Administration protocol, Scoring criteria, Speeded vs. non‑speeded tests

Explanation #

Time limits dictate the maximum duration allowed for completing a test or subtest. For example, the Symbol‑Digit Modalities Test imposes a 90‑second limit per trial. Inconsistent timing can inflate error rates and affect comparability across administrations.

Validity #

Validity

Related terms #

Construct validity, Criterion validity, Content validity

Explanation #

Validity is the degree to which a test measures what it purports to assess.
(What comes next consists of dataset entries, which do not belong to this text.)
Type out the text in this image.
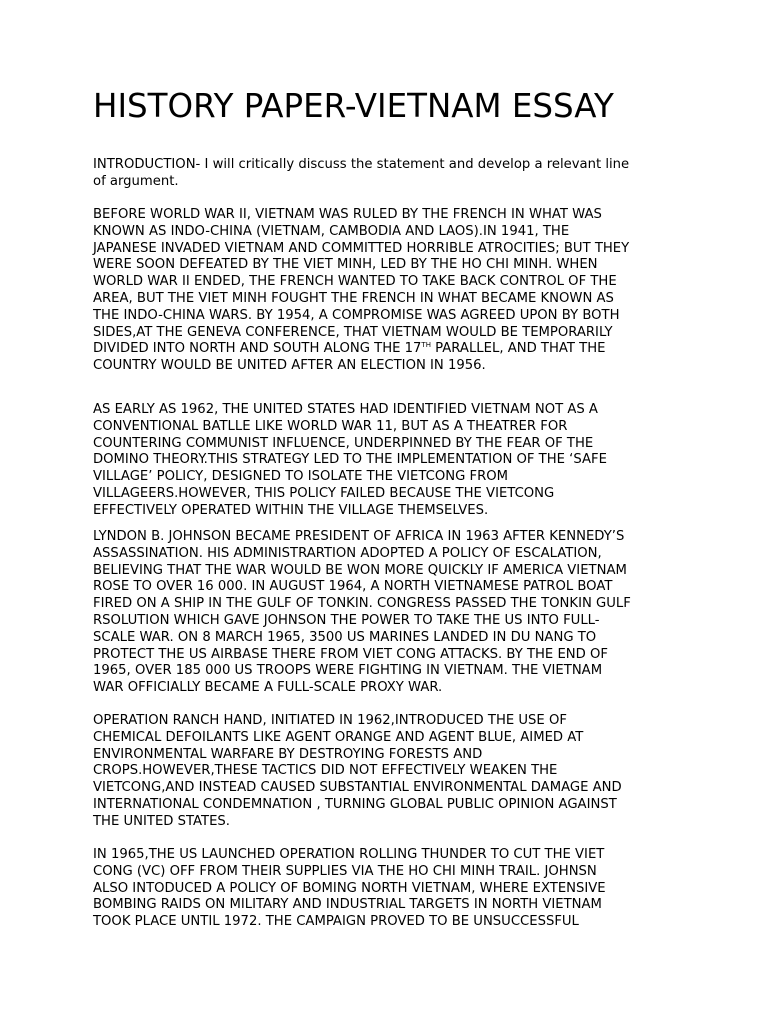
HISTORY PAPER-VIETNAM ESSAY

INTRODUCTION- I will critically discuss the statement and develop a relevant line
of argument.

BEFORE WORLD WAR II, VIETNAM WAS RULED BY THE FRENCH IN WHAT WAS
KNOWN AS INDO-CHINA (VIETNAM, CAMBODIA AND LAOS).IN 1941, THE
JAPANESE INVADED VIETNAM AND COMMITTED HORRIBLE ATROCITIES; BUT THEY
WERE SOON DEFEATED BY THE VIET MINH, LED BY THE HO CHI MINH. WHEN
WORLD WAR II ENDED, THE FRENCH WANTED TO TAKE BACK CONTROL OF THE
AREA, BUT THE VIET MINH FOUGHT THE FRENCH IN WHAT BECAME KNOWN AS
THE INDO-CHINA WARS. BY 1954, A COMPROMISE WAS AGREED UPON BY BOTH
SIDES,AT THE GENEVA CONFERENCE, THAT VIETNAM WOULD BE TEMPORARILY
DIVIDED INTO NORTH AND SOUTH ALONG THE 17TH PARALLEL, AND THAT THE
COUNTRY WOULD BE UNITED AFTER AN ELECTION IN 1956.

AS EARLY AS 1962, THE UNITED STATES HAD IDENTIFIED VIETNAM NOT AS A
CONVENTIONAL BATLLE LIKE WORLD WAR 11, BUT AS A THEATRER FOR
COUNTERING COMMUNIST INFLUENCE, UNDERPINNED BY THE FEAR OF THE
DOMINO THEORY.THIS STRATEGY LED TO THE IMPLEMENTATION OF THE ‘SAFE
VILLAGE’ POLICY, DESIGNED TO ISOLATE THE VIETCONG FROM
VILLAGEERS.HOWEVER, THIS POLICY FAILED BECAUSE THE VIETCONG
EFFECTIVELY OPERATED WITHIN THE VILLAGE THEMSELVES.

LYNDON B. JOHNSON BECAME PRESIDENT OF AFRICA IN 1963 AFTER KENNEDY’S
ASSASSINATION. HIS ADMINISTRARTION ADOPTED A POLICY OF ESCALATION,
BELIEVING THAT THE WAR WOULD BE WON MORE QUICKLY IF AMERICA VIETNAM
ROSE TO OVER 16 000. IN AUGUST 1964, A NORTH VIETNAMESE PATROL BOAT
FIRED ON A SHIP IN THE GULF OF TONKIN. CONGRESS PASSED THE TONKIN GULF
RSOLUTION WHICH GAVE JOHNSON THE POWER TO TAKE THE US INTO FULL-
SCALE WAR. ON 8 MARCH 1965, 3500 US MARINES LANDED IN DU NANG TO
PROTECT THE US AIRBASE THERE FROM VIET CONG ATTACKS. BY THE END OF
1965, OVER 185 000 US TROOPS WERE FIGHTING IN VIETNAM. THE VIETNAM
WAR OFFICIALLY BECAME A FULL-SCALE PROXY WAR.

OPERATION RANCH HAND, INITIATED IN 1962,INTRODUCED THE USE OF
CHEMICAL DEFOILANTS LIKE AGENT ORANGE AND AGENT BLUE, AIMED AT
ENVIRONMENTAL WARFARE BY DESTROYING FORESTS AND
CROPS.HOWEVER,THESE TACTICS DID NOT EFFECTIVELY WEAKEN THE
VIETCONG,AND INSTEAD CAUSED SUBSTANTIAL ENVIRONMENTAL DAMAGE AND
INTERNATIONAL CONDEMNATION , TURNING GLOBAL PUBLIC OPINION AGAINST
THE UNITED STATES.

IN 1965,THE US LAUNCHED OPERATION ROLLING THUNDER TO CUT THE VIET
CONG (VC) OFF FROM THEIR SUPPLIES VIA THE HO CHI MINH TRAIL. JOHNSN
ALSO INTODUCED A POLICY OF BOMING NORTH VIETNAM, WHERE EXTENSIVE
BOMBING RAIDS ON MILITARY AND INDUSTRIAL TARGETS IN NORTH VIETNAM
TOOK PLACE UNTIL 1972. THE CAMPAIGN PROVED TO BE UNSUCCESSFUL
Evidence for validity includes correlations with established measures (criterion) and theoretical alignment (construct). A test lacking validity provides misleading information, regardless of reliability.

Variable Administration #

Variable Administration

Related terms #

Adaptive testing, Conditional branching, Protocol deviations

Explanation #

Variable administration refers to any departure from a fixed testing sequence, such as skipping items based on prior performance. While it can improve efficiency, it introduces complexity in scoring and norm comparison. Documentation of each deviation is essential for accurate interpretation.

Version Control #

Version Control

Related terms #

Test booklet, Alternate forms, Revision tracking

Explanation #

Version control tracks changes to test materials, ensuring that all examiners use the intended edition. Updates may include new items, corrected scoring keys, or revised normative tables. Failure to maintain version control can lead to mixing of incompatible forms.

Yield #

Yield

Related terms #

Diagnostic yield, Test efficiency, Information gain

Explanation #

Yield describes the proportion of assessments that produce clinically useful information. High‑yield tests (e.g., a brief screening battery) provide actionable data with minimal administration time. Low yield may indicate redundancy or inappropriate test selection.

Z‑Score #

Z‑Score

Related terms #

Standard scores, Standard deviation, Normal distribution

Explanation #

A Z‑score represents how many standard deviations a raw score lies above or below the normative mean (Z = (raw – mean)/SD). A Z‑score of –2 indicates performance two SDs below average, often considered clinically significant. Accurate calculation depends on reliable mean and SD values.

Percentile Rank #

Percentile Rank

Related terms #

Normed scores, Standard scores, Distribution interpretation

Explanation #

Percentile rank indicates the percentage of the normative sample that scored at or below a given individual’s score. For example, a 10th percentile rank means the examinee performed better than 10 % of peers. Percentiles are intuitive for clinicians but can be less precise in the extreme tails of the distribution.